Make WordPress Core

Opened 7 weeks ago

Last modified 6 weeks ago

#62653 new feature request

Add CSS selector based tag navigation to HTML and Tag Processors

Reported by: jonsurrell's profile jonsurrell Owned by:
Milestone: Awaiting Review Priority: normal
Severity: normal Version:
Component: HTML API Keywords: has-patch has-unit-tests
Focuses: Cc:

Description (last modified by jonsurrell)

CSS selectors provide an excellent way to navigate through an HTML document. They are a familiar and interface for many web developers to navigate elements in a page and fit well with the HTML API. They're a core concept in the Block API where attributes may be sourced based on a selector.

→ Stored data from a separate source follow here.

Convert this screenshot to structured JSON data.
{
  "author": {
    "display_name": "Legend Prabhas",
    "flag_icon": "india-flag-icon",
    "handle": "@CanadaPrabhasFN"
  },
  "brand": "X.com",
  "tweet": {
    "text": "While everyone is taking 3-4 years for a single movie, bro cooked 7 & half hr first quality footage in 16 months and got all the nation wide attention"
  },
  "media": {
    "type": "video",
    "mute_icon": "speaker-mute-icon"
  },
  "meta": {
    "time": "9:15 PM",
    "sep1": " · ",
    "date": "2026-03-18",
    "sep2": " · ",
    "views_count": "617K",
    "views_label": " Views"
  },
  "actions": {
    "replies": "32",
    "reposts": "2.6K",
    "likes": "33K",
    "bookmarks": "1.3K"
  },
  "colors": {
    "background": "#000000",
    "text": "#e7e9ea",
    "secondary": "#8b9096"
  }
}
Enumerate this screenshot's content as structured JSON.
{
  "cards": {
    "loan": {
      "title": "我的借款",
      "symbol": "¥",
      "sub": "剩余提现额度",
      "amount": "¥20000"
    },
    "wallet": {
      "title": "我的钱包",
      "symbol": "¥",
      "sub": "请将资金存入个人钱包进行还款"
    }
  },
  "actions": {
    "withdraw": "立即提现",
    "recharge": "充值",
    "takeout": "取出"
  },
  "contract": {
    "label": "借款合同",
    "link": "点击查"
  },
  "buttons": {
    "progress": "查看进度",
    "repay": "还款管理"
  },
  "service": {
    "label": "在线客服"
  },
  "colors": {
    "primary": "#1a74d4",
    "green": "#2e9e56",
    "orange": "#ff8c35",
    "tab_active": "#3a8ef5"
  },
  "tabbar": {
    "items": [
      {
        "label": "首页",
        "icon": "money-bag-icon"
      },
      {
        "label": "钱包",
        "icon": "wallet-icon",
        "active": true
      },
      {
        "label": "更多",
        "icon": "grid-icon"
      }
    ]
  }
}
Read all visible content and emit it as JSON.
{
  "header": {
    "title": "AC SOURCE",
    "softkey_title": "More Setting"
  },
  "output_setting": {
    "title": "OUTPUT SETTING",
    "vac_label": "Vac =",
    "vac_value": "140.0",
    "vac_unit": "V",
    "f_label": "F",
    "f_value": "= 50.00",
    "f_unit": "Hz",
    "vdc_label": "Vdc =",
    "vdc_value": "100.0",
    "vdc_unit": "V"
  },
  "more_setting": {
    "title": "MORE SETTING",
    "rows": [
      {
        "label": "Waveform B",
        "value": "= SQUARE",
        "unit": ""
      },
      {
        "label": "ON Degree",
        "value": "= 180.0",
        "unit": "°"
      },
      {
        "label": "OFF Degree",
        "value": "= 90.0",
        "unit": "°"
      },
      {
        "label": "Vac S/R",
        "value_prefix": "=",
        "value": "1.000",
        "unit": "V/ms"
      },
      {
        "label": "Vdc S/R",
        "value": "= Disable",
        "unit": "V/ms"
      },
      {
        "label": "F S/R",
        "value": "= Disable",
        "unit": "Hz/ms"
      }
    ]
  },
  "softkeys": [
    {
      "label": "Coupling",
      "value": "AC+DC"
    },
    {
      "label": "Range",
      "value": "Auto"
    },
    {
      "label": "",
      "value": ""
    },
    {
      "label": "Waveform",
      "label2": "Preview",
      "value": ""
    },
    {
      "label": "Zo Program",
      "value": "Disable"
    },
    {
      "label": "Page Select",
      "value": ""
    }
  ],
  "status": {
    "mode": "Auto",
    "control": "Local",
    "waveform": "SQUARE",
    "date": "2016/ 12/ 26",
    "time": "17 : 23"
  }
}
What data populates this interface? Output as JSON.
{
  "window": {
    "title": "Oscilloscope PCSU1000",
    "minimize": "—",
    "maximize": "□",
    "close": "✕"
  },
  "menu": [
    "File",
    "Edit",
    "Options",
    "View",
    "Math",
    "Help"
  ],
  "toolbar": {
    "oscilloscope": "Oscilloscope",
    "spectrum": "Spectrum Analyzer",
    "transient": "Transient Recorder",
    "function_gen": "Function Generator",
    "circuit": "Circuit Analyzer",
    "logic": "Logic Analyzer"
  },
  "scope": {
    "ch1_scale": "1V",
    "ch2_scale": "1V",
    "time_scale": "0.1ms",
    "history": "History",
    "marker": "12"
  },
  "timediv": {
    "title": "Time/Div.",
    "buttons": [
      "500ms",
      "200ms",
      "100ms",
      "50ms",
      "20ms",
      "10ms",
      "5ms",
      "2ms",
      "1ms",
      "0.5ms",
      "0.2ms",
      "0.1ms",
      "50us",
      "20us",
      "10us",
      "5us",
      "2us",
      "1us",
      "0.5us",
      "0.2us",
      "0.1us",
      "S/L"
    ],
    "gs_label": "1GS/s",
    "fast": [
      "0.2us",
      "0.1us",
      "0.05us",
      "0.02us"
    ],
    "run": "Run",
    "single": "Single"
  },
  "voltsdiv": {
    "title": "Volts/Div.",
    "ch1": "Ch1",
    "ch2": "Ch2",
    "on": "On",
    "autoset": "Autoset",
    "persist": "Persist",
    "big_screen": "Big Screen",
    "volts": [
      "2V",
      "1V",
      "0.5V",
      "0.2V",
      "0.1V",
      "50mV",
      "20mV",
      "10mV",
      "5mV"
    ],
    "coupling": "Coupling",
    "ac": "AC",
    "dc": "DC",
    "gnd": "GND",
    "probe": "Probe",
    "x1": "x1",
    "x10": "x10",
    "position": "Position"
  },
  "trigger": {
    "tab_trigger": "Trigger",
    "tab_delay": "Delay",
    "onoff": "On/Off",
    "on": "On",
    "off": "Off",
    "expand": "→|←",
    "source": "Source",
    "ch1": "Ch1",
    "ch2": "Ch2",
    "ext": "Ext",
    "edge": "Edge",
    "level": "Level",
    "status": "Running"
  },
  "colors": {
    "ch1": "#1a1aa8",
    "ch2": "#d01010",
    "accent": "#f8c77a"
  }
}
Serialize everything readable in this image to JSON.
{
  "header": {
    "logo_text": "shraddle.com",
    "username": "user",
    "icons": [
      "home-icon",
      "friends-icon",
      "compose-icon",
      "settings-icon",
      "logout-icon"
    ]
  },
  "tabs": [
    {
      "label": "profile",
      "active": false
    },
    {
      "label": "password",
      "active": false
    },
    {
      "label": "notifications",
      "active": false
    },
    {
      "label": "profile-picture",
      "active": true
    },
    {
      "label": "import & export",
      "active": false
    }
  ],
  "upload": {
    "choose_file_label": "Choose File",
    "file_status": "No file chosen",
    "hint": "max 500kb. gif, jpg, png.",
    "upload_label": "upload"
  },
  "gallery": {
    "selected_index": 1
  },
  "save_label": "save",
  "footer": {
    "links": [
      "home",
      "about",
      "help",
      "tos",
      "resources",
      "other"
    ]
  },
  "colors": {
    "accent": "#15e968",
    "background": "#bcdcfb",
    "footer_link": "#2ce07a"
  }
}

HTML API: Add attribute sourcing describes some of the needs based on selectors used in existing Core blocks:

.blocks-gallery-caption
.blocks-gallery-item
.blocks-gallery-item__caption
.book-author
.message
a
a[download]
audio
blockquote
cite
code
div
figcaption
figure > a
figure a
figure img
figure video,figure img
h1,h2,h3,h4,h5,h6
img
li
ol,ul
p
pre
tbody tr
td,th
tfoot tr
thead tr
video

Some use cases:

Prior work:

Change History (10)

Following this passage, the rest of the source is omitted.